Some of these behaviors were a result of my upbringing, messages/expressions that I’d heard growing up, familiar to me without negative consequences. For example, I was the PCC on the evening shift. The Unit Secretary was a young single mother with a host of social problems. She could perform well one day but not the next. Her trips to lab often resulted in her being AWOL or chronic tardiness from breaks. She was inconsistent in taking and communicating messages and she always had an excuse.I’d made what I thought was a decent attempt to be clear about directions and expectations. But our dance was often one step forward and two steps back. Alone in the formula room and she said something that got on the last nerve, sent me to the nth degree. Exasperated, I said, “Sometimes you make me want to throttle you!”

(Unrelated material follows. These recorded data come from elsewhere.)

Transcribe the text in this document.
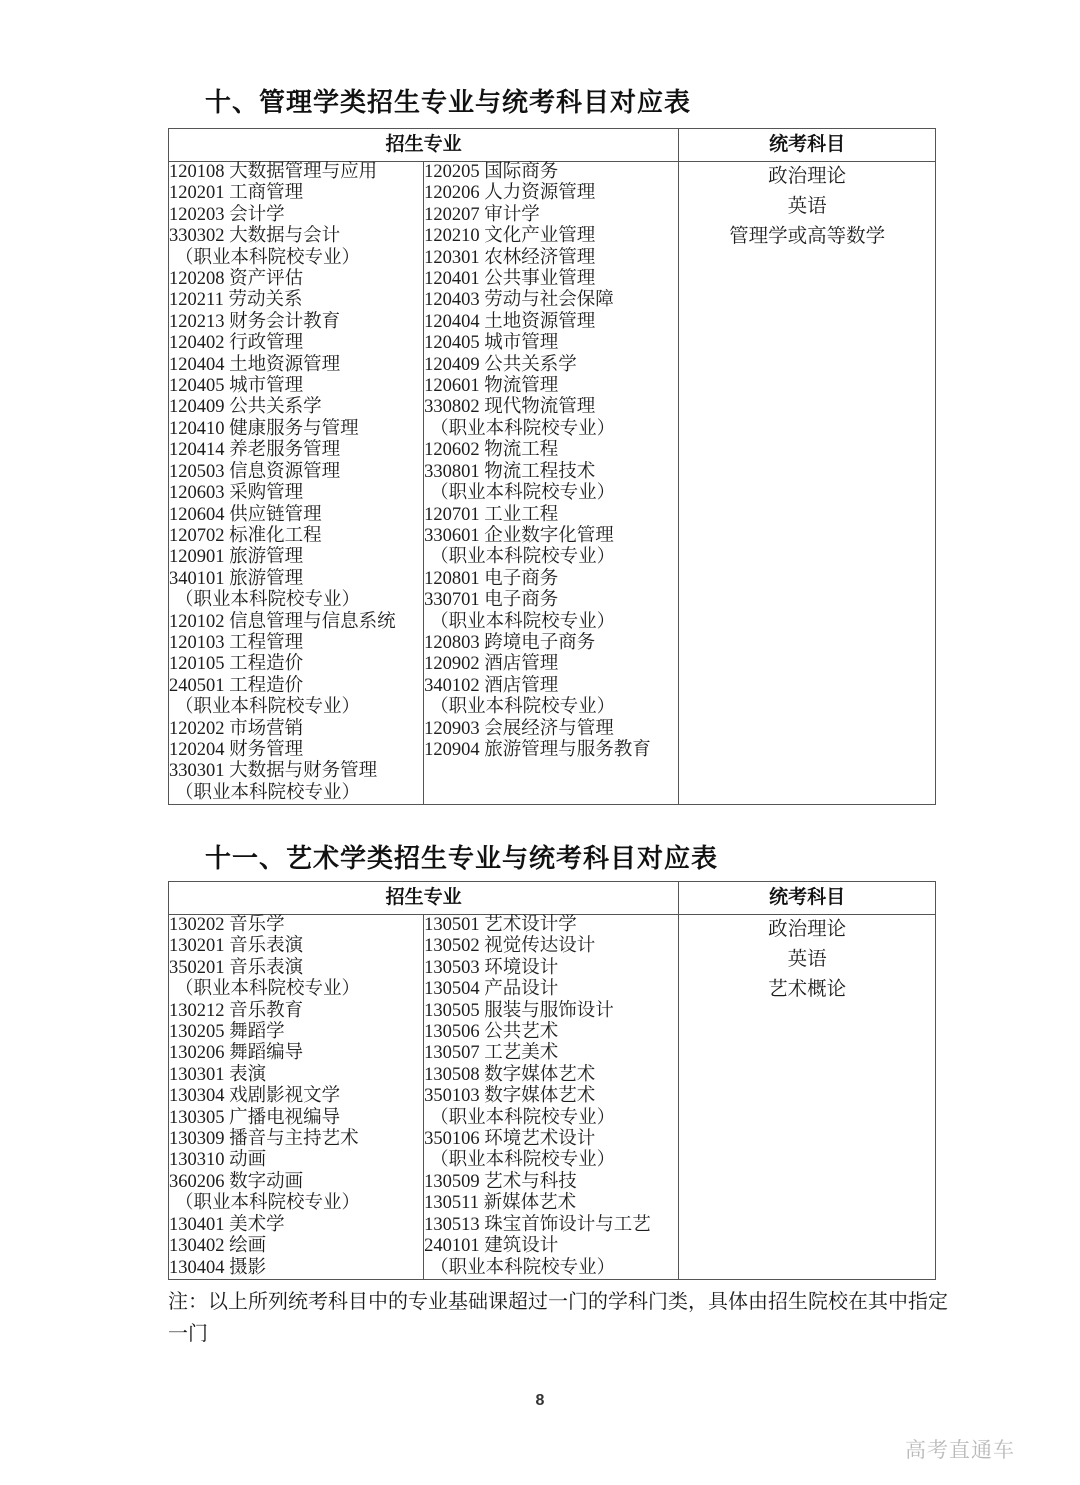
十、管理学类招生专业与统考科目对应表
招生专业		统考科目

120108 大数据管理与应用
120201 工商管理
120203 会计学
330302 大数据与会计
（职业本科院校专业）
120208 资产评估
120211 劳动关系
120213 财务会计教育
120402 行政管理
120404 土地资源管理
120405 城市管理
120409 公共关系学
120410 健康服务与管理
120414 养老服务管理
120503 信息资源管理
120603 采购管理
120604 供应链管理
120702 标准化工程
120901 旅游管理
340101 旅游管理
（职业本科院校专业）
120102 信息管理与信息系统
120103 工程管理
120105 工程造价
240501 工程造价
（职业本科院校专业）
120202 市场营销
120204 财务管理
330301 大数据与财务管理
（职业本科院校专业）

120205 国际商务
120206 人力资源管理
120207 审计学
120210 文化产业管理
120301 农林经济管理
120401 公共事业管理
120403 劳动与社会保障
120404 土地资源管理
120405 城市管理
120409 公共关系学
120601 物流管理
330802 现代物流管理
（职业本科院校专业）
120602 物流工程
330801 物流工程技术
（职业本科院校专业）
120701 工业工程
330601 企业数字化管理
（职业本科院校专业）
120801 电子商务
330701 电子商务
（职业本科院校专业）
120803 跨境电子商务
120902 酒店管理
340102 酒店管理
（职业本科院校专业）
120903 会展经济与管理
120904 旅游管理与服务教育

政治理论
英语
管理学或高等数学
十一、艺术学类招生专业与统考科目对应表
招生专业		统考科目

130202 音乐学
130201 音乐表演
350201 音乐表演
（职业本科院校专业）
130212 音乐教育
130205 舞蹈学
130206 舞蹈编导
130301 表演
130304 戏剧影视文学
130305 广播电视编导
130309 播音与主持艺术
130310 动画
360206 数字动画
（职业本科院校专业）
130401 美术学
130402 绘画
130404 摄影

130501 艺术设计学
130502 视觉传达设计
130503 环境设计
130504 产品设计
130505 服装与服饰设计
130506 公共艺术
130507 工艺美术
130508 数字媒体艺术
350103 数字媒体艺术
（职业本科院校专业）
350106 环境艺术设计
（职业本科院校专业）
130509 艺术与科技
130511 新媒体艺术
130513 珠宝首饰设计与工艺
240101 建筑设计
（职业本科院校专业）

政治理论
英语
艺术概论
注：以上所列统考科目中的专业基础课超过一门的学科门类，具体由招生院校在其中指定一门
8
高考直通车
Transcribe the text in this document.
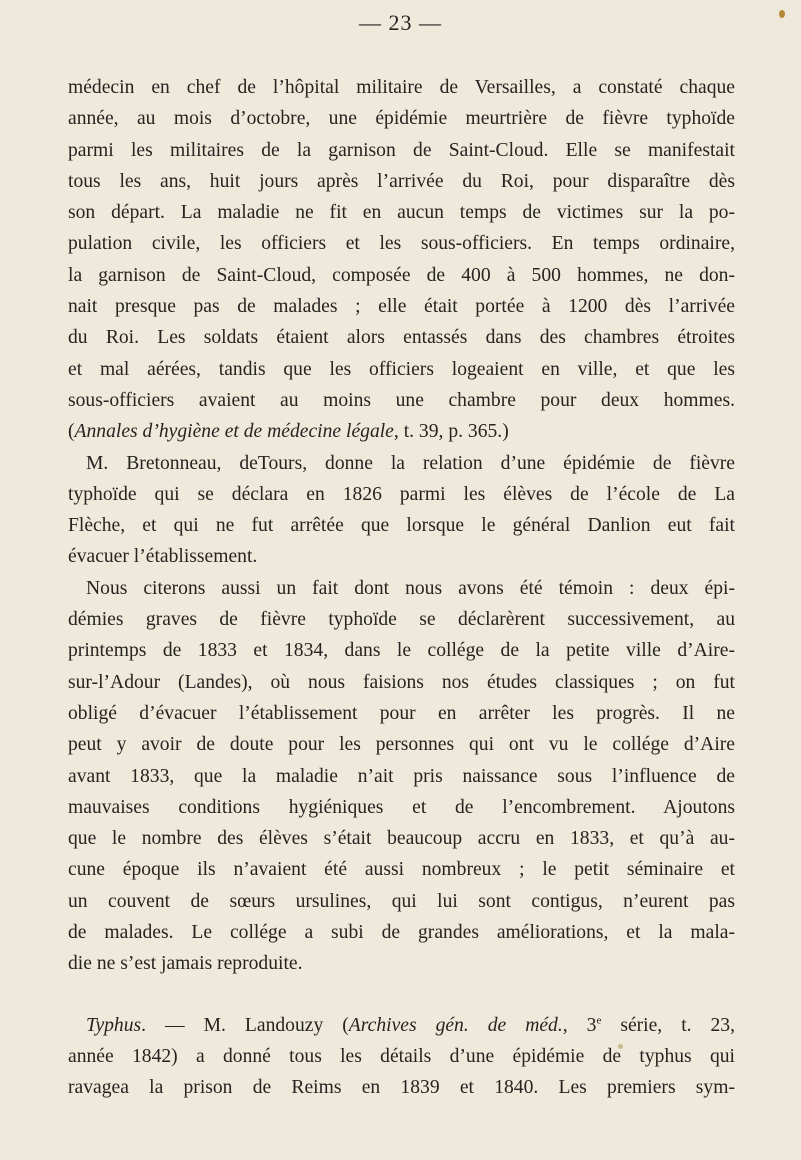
— 23 —
médecin en chef de l’hôpital militaire de Versailles, a constaté chaque
année, au mois d’octobre, une épidémie meurtrière de fièvre typhoïde
parmi les militaires de la garnison de Saint-Cloud. Elle se manifestait
tous les ans, huit jours après l’arrivée du Roi, pour disparaître dès
son départ. La maladie ne fit en aucun temps de victimes sur la po-
pulation civile, les officiers et les sous-officiers. En temps ordinaire,
la garnison de Saint-Cloud, composée de 400 à 500 hommes, ne don-
nait presque pas de malades ; elle était portée à 1200 dès l’arrivée
du Roi. Les soldats étaient alors entassés dans des chambres étroites
et mal aérées, tandis que les officiers logeaient en ville, et que les
sous-officiers avaient au moins une chambre pour deux hommes.
(Annales d’hygiène et de médecine légale, t. 39, p. 365.)
M. Bretonneau, deTours, donne la relation d’une épidémie de fièvre
typhoïde qui se déclara en 1826 parmi les élèves de l’école de La
Flèche, et qui ne fut arrêtée que lorsque le général Danlion eut fait
évacuer l’établissement.
Nous citerons aussi un fait dont nous avons été témoin : deux épi-
démies graves de fièvre typhoïde se déclarèrent successivement, au
printemps de 1833 et 1834, dans le collége de la petite ville d’Aire-
sur-l’Adour (Landes), où nous faisions nos études classiques ; on fut
obligé d’évacuer l’établissement pour en arrêter les progrès. Il ne
peut y avoir de doute pour les personnes qui ont vu le collége d’Aire
avant 1833, que la maladie n’ait pris naissance sous l’influence de
mauvaises conditions hygiéniques et de l’encombrement. Ajoutons
que le nombre des élèves s’était beaucoup accru en 1833, et qu’à au-
cune époque ils n’avaient été aussi nombreux ; le petit séminaire et
un couvent de sœurs ursulines, qui lui sont contigus, n’eurent pas
de malades. Le collége a subi de grandes améliorations, et la mala-
die ne s’est jamais reproduite.
Typhus. — M. Landouzy (Archives gén. de méd., 3e série, t. 23,
année 1842) a donné tous les détails d’une épidémie de typhus qui
ravagea la prison de Reims en 1839 et 1840. Les premiers sym-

She cowered in a small child defensive posture with her arms covering her head. I was stunned like being punched in the gut. I asked, “What’s wrong?” “You scare me.” she said. I didn’t consider my words threatening. I only was expressing my own frustration. At my house we didn’t fear physical harm, never experienced it. This gave me much to think about, adjust, amend and study. I didn’t know her story only mine.
She taught me that I am responsible for both the words said and how they are delivered. I had to adjust my habit of immediate reaction and pause, breathe and consider before responding in situations. I don’t like that but I try and do so more consistently. This experience taught me to be slightly more compassionate. The biggest lesson of this story is the lesson of forgiveness.
I made a big mistake, likely many with this person and employee. It ate at me. I had to forgive my ignorance over and over. Years later in line at a grocery a woman turned and introduced herself. It was young woman I had wounded with words. I smiled and asked if she was well. A little forcefully she announced her educational accomplishments, marital status and ages of her children. She was standing proud and reminding me I was wrong. She’d done some growing up. We both had. I told her that I was happy for her and to be well. Later, I needed to forgive myself again. Lack of knowing or mistakes happen to us all. I believe “That we are only as sick as our secrets.” Shame, resentments, regrets fester if not shared. My mean and ugly needed the light of day to be exposed and examined healed.